Honored Cabinet Secretary Arero,
Distinguished Scientists, artists, scholars,
Please allow me to start by introducing a special guest who has been accompanying me these last few days. His name is Dominic Owuor Otiang’a. He is a young Kenyan writer from Busia who currently lives in the small city of Esslingen in Southern Germany.
Mr. Otiang’a has written a remarkable novel called “The German Dream”. At the same time funny, sad and true, it talks about the experiences African migrants have to face in Germany. The stereotypes – positive and negative. The daily struggle, the homesickness and the confusion one encounters in an unknown country.
Books like this one allow me to see my home-country through the eyes and with the sensibility of a foreigner. It offers insights that I could not gain myself.
This reminds me of something the German-Indian poet Rajivinder Singh explained to me in New Dehli last year. He called it “the principle of the six eyes”:
“We should always look at each other with our own eyes, with the eyes of the other – and from a joint perspective”.
Ladies and Gentlemen,
How can we look with the eyes of the other? How can we find a joint perspective?
These are questions we have to ask if we want to find our way in today’s complicated world.
Whether we look at the crises here in Africa, in Europe, the Middle East or elsewhere: Our world seems to be in disarray.
Here in your immediate neighborhood, the effects of the conflicts in Somalia and South Sudan can be felt deep within Kenyan territory and society.
Closer to my home, the conflict in Ukraine has brought back the question of war and peace to our own continent. It is a question we had long believed overcome in Europe.

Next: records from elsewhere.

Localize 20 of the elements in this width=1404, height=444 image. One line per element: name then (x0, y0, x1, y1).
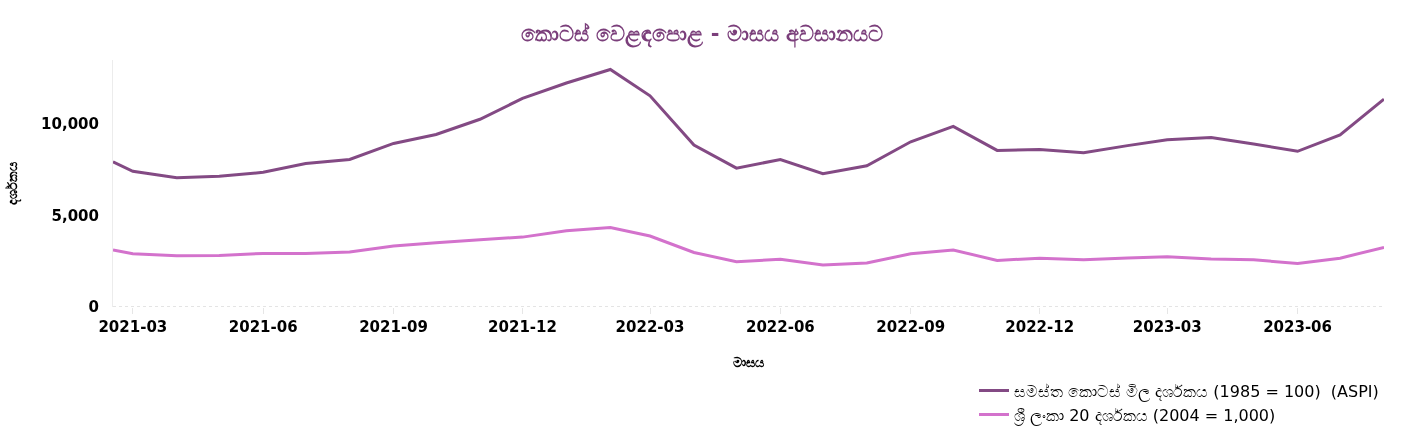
x-tick-label: 2022-03 (615, 318, 685, 336)
legend-label: ශ්‍රී ලංකා 20 දර්ශකය (2004 = 1,000) (1014, 405, 1276, 426)
y-tick-label: 10,000 (41, 115, 99, 134)
x-axis-title: මාසය (733, 354, 765, 370)
y-axis-title: දර්ශකය (5, 161, 23, 205)
x-tick-label: 2021-09 (359, 318, 428, 336)
x-tick-label: 2022-06 (745, 318, 815, 336)
x-tick-label: 2023-06 (1263, 318, 1332, 336)
y-tick-label: 0 (88, 298, 99, 317)
y-tick-label: 5,000 (51, 206, 99, 225)
chart-title: කොටස් වෙළඳපොළ - මාසය අවසානයට (521, 22, 883, 49)
x-tick-label: 2023-03 (1132, 318, 1202, 336)
x-tick-label: 2022-12 (1005, 318, 1075, 336)
legend-label: සමස්ත කොටස් මිල දර්ශකය (1985 = 100) (ASPI) (1014, 381, 1379, 402)
x-tick-label: 2022-09 (876, 318, 946, 336)
x-tick-label: 2021-12 (488, 318, 557, 336)
line-series (113, 68, 1384, 180)
x-tick-label: 2021-06 (228, 318, 298, 336)
line-series (113, 225, 1384, 267)
x-tick-label: 2021-03 (98, 318, 168, 336)
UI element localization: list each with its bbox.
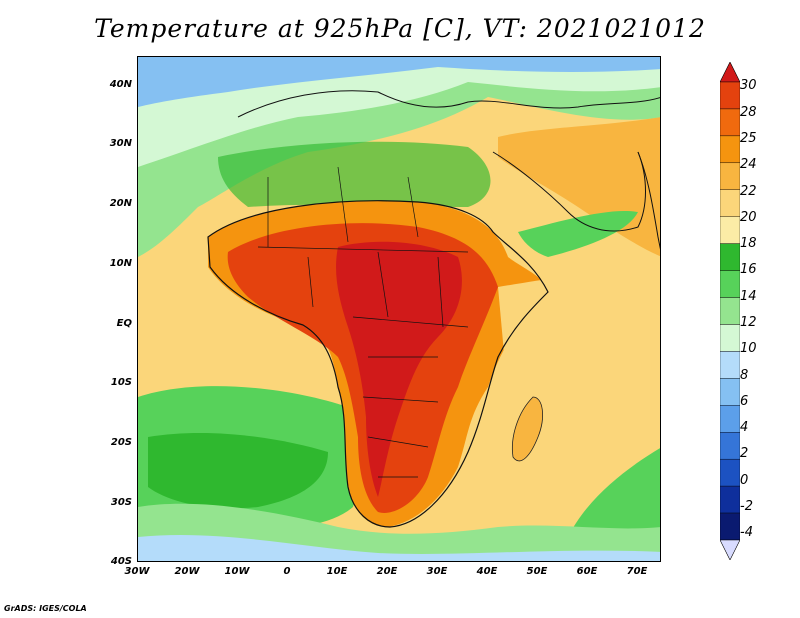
- north-africa-green-region: [218, 141, 491, 207]
- colorbar-segment: [720, 297, 740, 325]
- colorbar-label-2: 2: [740, 446, 749, 461]
- colorbar-segment: [720, 270, 740, 298]
- lon-label-60e: 60E: [576, 566, 598, 577]
- colorbar-segment: [720, 243, 740, 271]
- colorbar-segment: [720, 324, 740, 352]
- colorbar-segment: [720, 162, 740, 190]
- lon-label-40e: 40E: [476, 566, 498, 577]
- lat-label-40s: 40S: [110, 556, 132, 567]
- lat-label-10n: 10N: [109, 258, 132, 269]
- lon-label-0: 0: [283, 566, 291, 577]
- lat-label-20n: 20N: [109, 198, 132, 209]
- africa-coastline: [207, 200, 549, 528]
- lon-label-10w: 10W: [224, 566, 250, 577]
- colorbar-segments: [720, 62, 740, 560]
- colorbar-segment: [720, 81, 740, 110]
- south-atlantic-core: [148, 432, 328, 509]
- lat-label-30s: 30S: [110, 497, 132, 508]
- lon-label-10e: 10E: [326, 566, 348, 577]
- map-frame[interactable]: [137, 56, 661, 562]
- africa-very-hot-core: [336, 241, 462, 497]
- lat-label-40n: 40N: [109, 79, 132, 90]
- colorbar-segment: [720, 512, 740, 541]
- colorbar-segment: [720, 378, 740, 406]
- lat-label-10s: 10S: [110, 377, 132, 388]
- colorbar-label-10: 10: [740, 341, 757, 356]
- country-borders: [257, 166, 469, 478]
- lon-label-20w: 20W: [174, 566, 200, 577]
- temperature-map: [138, 57, 660, 561]
- lat-label-20s: 20S: [110, 437, 132, 448]
- southern-ocean-cold-band: [138, 534, 660, 561]
- colorbar-label-16: 16: [740, 262, 757, 277]
- colorbar-segment: [720, 108, 740, 137]
- colorbar-label-22: 22: [740, 184, 757, 199]
- colorbar-segment: [720, 405, 740, 433]
- colorbar-label-20: 20: [740, 210, 757, 225]
- colorbar-label-6: 6: [740, 394, 749, 409]
- colorbar-segment: [720, 135, 740, 164]
- colorbar-label-minus-4: -4: [740, 525, 753, 540]
- colorbar-label-12: 12: [740, 315, 757, 330]
- colorbar-segment: [720, 485, 740, 514]
- madagascar: [512, 396, 543, 462]
- colorbar-segment: [720, 432, 740, 460]
- colorbar-label-18: 18: [740, 236, 757, 251]
- lon-label-30w: 30W: [124, 566, 150, 577]
- colorbar-label-8: 8: [740, 368, 749, 383]
- colorbar-label-4: 4: [740, 420, 749, 435]
- colorbar-label-24: 24: [740, 157, 757, 172]
- colorbar-segment: [720, 189, 740, 217]
- colorbar-label-28: 28: [740, 105, 757, 120]
- north-blue-band: [138, 57, 660, 107]
- lon-label-50e: 50E: [526, 566, 548, 577]
- colorbar-label-30: 30: [740, 78, 757, 93]
- map-title: Temperature at 925hPa [C], VT: 202102101…: [94, 14, 706, 43]
- lon-label-70e: 70E: [626, 566, 648, 577]
- lat-label-30n: 30N: [109, 138, 132, 149]
- credit-text: GrADS: IGES/COLA: [4, 604, 87, 613]
- india-coastline: [637, 151, 660, 250]
- lon-label-30e: 30E: [426, 566, 448, 577]
- indian-ocean-region: [498, 272, 660, 402]
- horn-africa-cool-patch: [518, 211, 638, 257]
- colorbar-segment: [720, 458, 740, 487]
- colorbar-segment: [720, 216, 740, 244]
- colorbar-segment: [720, 351, 740, 379]
- eurasia-coastline: [237, 90, 660, 118]
- lon-label-20e: 20E: [376, 566, 398, 577]
- lat-label-eq: EQ: [116, 318, 132, 329]
- colorbar-label-25: 25: [740, 131, 757, 146]
- colorbar-label-0: 0: [740, 473, 749, 488]
- colorbar: [720, 62, 740, 560]
- colorbar-label-minus-2: -2: [740, 499, 753, 514]
- colorbar-top-arrow: [720, 62, 740, 83]
- arabian-peninsula-coastline: [492, 151, 646, 232]
- colorbar-bottom-arrow: [720, 539, 740, 560]
- colorbar-label-14: 14: [740, 289, 757, 304]
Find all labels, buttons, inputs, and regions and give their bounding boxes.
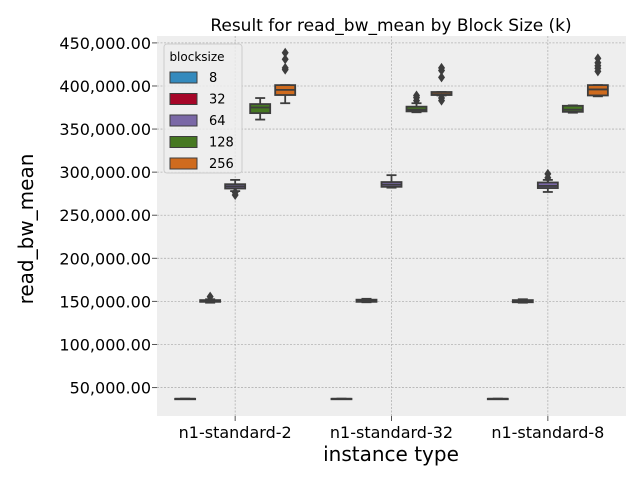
legend-label: 64 [209, 114, 226, 129]
legend-swatch [169, 93, 198, 105]
y-tick-label: 300,000.00 [59, 163, 151, 182]
legend-title: blocksize [169, 50, 224, 64]
chart-title: Result for read_bw_mean by Block Size (k… [210, 16, 571, 36]
outlier-point [438, 62, 446, 73]
outlier-point [206, 291, 214, 302]
box-series [174, 47, 609, 401]
y-tick-label: 250,000.00 [59, 206, 151, 225]
legend-swatch [169, 114, 198, 127]
box [249, 103, 272, 115]
outlier-point [281, 47, 289, 58]
box-8-0 [174, 397, 197, 401]
legend-swatch [169, 71, 198, 84]
outlier-point [413, 90, 421, 101]
y-tick-label: 50,000.00 [70, 379, 151, 398]
outlier-point [594, 53, 602, 64]
outlier-point [281, 62, 289, 73]
box-128-2 [561, 104, 584, 114]
box-256-2 [586, 53, 609, 98]
x-tick-label: n1-standard-2 [179, 423, 292, 442]
outlier-point [544, 168, 552, 179]
outlier-point [438, 72, 446, 83]
box-32-2 [511, 298, 534, 304]
legend: blocksize 8 32 64 128 256 [163, 43, 243, 174]
x-tick-label: n1-standard-32 [330, 423, 453, 442]
y-tick-label: 100,000.00 [59, 335, 151, 354]
box-32-1 [355, 297, 378, 304]
y-tick-label: 200,000.00 [59, 249, 151, 268]
legend-swatch [169, 157, 198, 170]
gridlines [157, 36, 626, 416]
outlier-point [281, 54, 289, 65]
outlier-point [231, 187, 239, 198]
legend-swatch [169, 136, 198, 148]
box-32-0 [199, 291, 222, 304]
legend-label: 128 [209, 136, 234, 151]
box-8-1 [330, 397, 353, 401]
y-tick-label: 350,000.00 [59, 120, 151, 139]
box-128-1 [405, 90, 428, 114]
box-8-2 [486, 397, 509, 401]
box-128-0 [249, 97, 272, 121]
box-64-0 [224, 179, 247, 200]
x-axis: n1-standard-2 n1-standard-32 n1-standard-8 [179, 416, 604, 442]
legend-label: 32 [209, 93, 226, 108]
box-256-1 [430, 62, 453, 106]
legend-label: 8 [209, 71, 217, 86]
y-axis: 50,000.00 100,000.00 150,000.00 200,000.00 2… [59, 34, 157, 398]
outlier-point [438, 93, 446, 104]
legend-label: 256 [209, 157, 234, 172]
y-axis-label: read_bw_mean [14, 154, 38, 305]
x-tick-label: n1-standard-8 [491, 423, 604, 442]
box-64-2 [536, 168, 559, 193]
x-axis-label: instance type [323, 442, 459, 466]
y-tick-label: 400,000.00 [59, 77, 151, 96]
box-64-1 [380, 174, 403, 189]
box-256-0 [274, 47, 297, 105]
y-tick-label: 450,000.00 [59, 34, 151, 53]
y-tick-label: 150,000.00 [59, 292, 151, 311]
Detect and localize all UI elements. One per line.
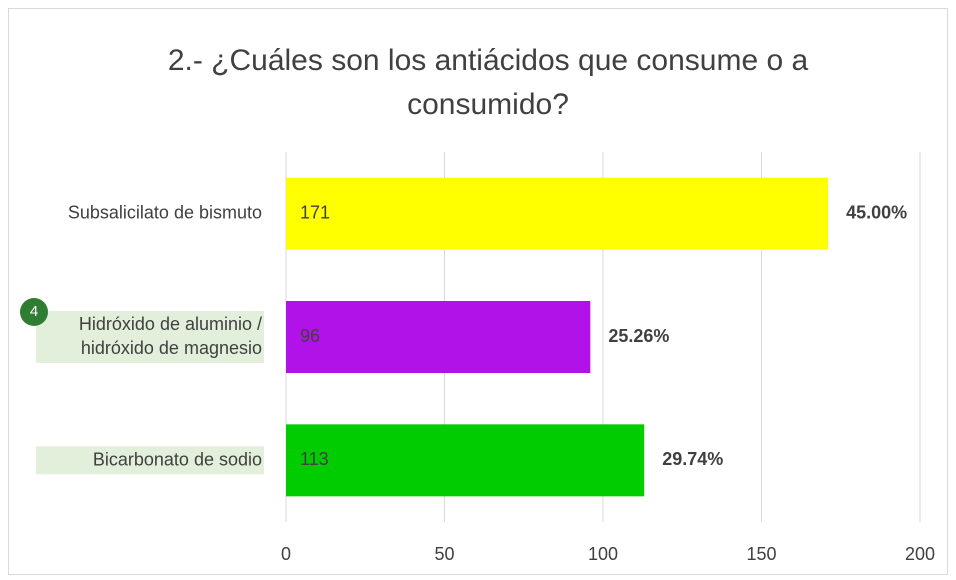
x-tick-label: 150 [746,544,776,564]
bar [286,424,645,497]
bar [286,301,591,373]
category-highlight [36,311,264,363]
y-tick-label-line: Subsalicilato de bismuto [68,202,262,222]
percentage-label: 29.74% [662,449,723,469]
y-tick-label-line: Bicarbonato de sodio [93,449,262,469]
x-tick-label: 100 [588,544,618,564]
y-tick-label: Bicarbonato de sodio [93,449,262,469]
y-tick-label-line: hidróxido de magnesio [81,338,262,358]
data-label: 96 [300,326,320,346]
x-tick-label: 50 [434,544,454,564]
chart-title-line: consumido? [407,88,569,121]
category-highlight [36,446,264,475]
y-tick-label: Hidróxido de aluminio / hidróxido de magn… [79,314,262,358]
badge [20,298,48,326]
bar [286,177,829,250]
x-tick-label: 0 [281,544,291,564]
badge-label: 4 [30,303,38,320]
percentage-label: 25.26% [608,326,669,346]
data-label: 171 [300,202,330,222]
x-tick-label: 200 [905,544,935,564]
percentage-label: 45.00% [846,202,907,222]
chart-title-line: 2.- ¿Cuáles son los antiácidos que consu… [168,44,809,77]
chart-title: 2.- ¿Cuáles son los antiácidos que consu… [168,44,809,121]
y-tick-label: Subsalicilato de bismuto [68,202,262,222]
data-label: 113 [300,449,329,469]
y-tick-label-line: Hidróxido de aluminio / [79,314,262,334]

These crises call us to action: They require us to provide quick and effective relief to those in need and they require us to work untiringly diplomatically to help restore peace and security – as Germany is still doing in the case of Ukraine, in an environment which is still fragile.
What is crucial to me, however, is to look beyond the immediate crisis response> We need to invest in sustainable strategies to ensure peaceful international cooperation in the future, to prevent future crises!
Cultural exchange and civil society have a crucial role to play. The German sociologist and politician Ralf Dahrendorf once called on us to move from a foreign policy of states to a “foreign policy of civil societies”. I believe that’s very valid!
Only open dialogue between our societies --- between our citizens, our scienties, between young musicians, architects or authors --- will aloow us to build lasting mutual trust and understanding beyond borders. And it is this trust and this willingness to understand that provide the crucial tools helping us to prevent future conflict and crisis.
In Germany, we are preparing the way to create a unique platform to give a little support to this important task.
In the centre of Berlin, the historical Stadtschloss --- the city castle --- is being reconstructed. But what will look like a castle from the outside will contain a completely new and unique forum on the inside: A meeting place for the citizens of the world.
“The Humboldt-Forum” will be a market place of ideas, an “agora” that is encouraging debate across scientific disciplines, across nations, across cultures.
The Foreign Office wants to help make this “agora” concrete and effective. Stipends for a scientist-in-residence programme, for example, in collaboration with the Alexander von Humboldt Foundation and other partners are one interesting idea to consider in this respect.
Ladies and Gentlemen,
The Humboldt-Forum will not just be a talking shop. It should strive to be a productive hub for scientific research, invention and creativity. Its essence is the idea of collaboration, co-production and co-creation of art and knowledge.
Let me just cite two examples where this productive spirit is already being applied in cross-cultural projects in Kenya and Germany today:
The Goethe Institute’s “Ten Cities” project has brought together musicians and researchers from five African and five European cities over the past few months. Composing and debating together, they have co-produced their own songs, as well as written a joint book about urbanism on both continents. It is a truly intercontinental co-production!
Another excellent example of Kenyan-German co-production addresses a key challenge of our time: The preservation of our world’s limited natural resources.
I am very pleased that the head of the German Academic Exchange Service, the DAAD, Ms Margret Wintermantel, has accompanied me on this trip. It is your house, Ms Wintermantel, the DAAD, that will be launching a new Kenyan-German collaboration in the field of resource management this year. The project will see academic partners from both our countries cooperate in the training of engineers and other professionals in the resource sector.
Ladies and Gentlemen,
I am looking forward to seeing even more innovative co-productions between our two countries and continents. And I am looking forward to hearing your insights!
I am convinced that the Humboldt-Forum can provide a large and welcoming roof for ideas from across the globe. And by doing so, I hope that it will also stimulate debate about our own country’s cultural heritage.
Sometimes we should remember Wilhelm von Humboldt, the great reformer of our education system in the 19th century, who was saying: “To be in touch with as much of the world as possible, to make the entire world part of your own being – that is what being alive means, in the higher sense of the world.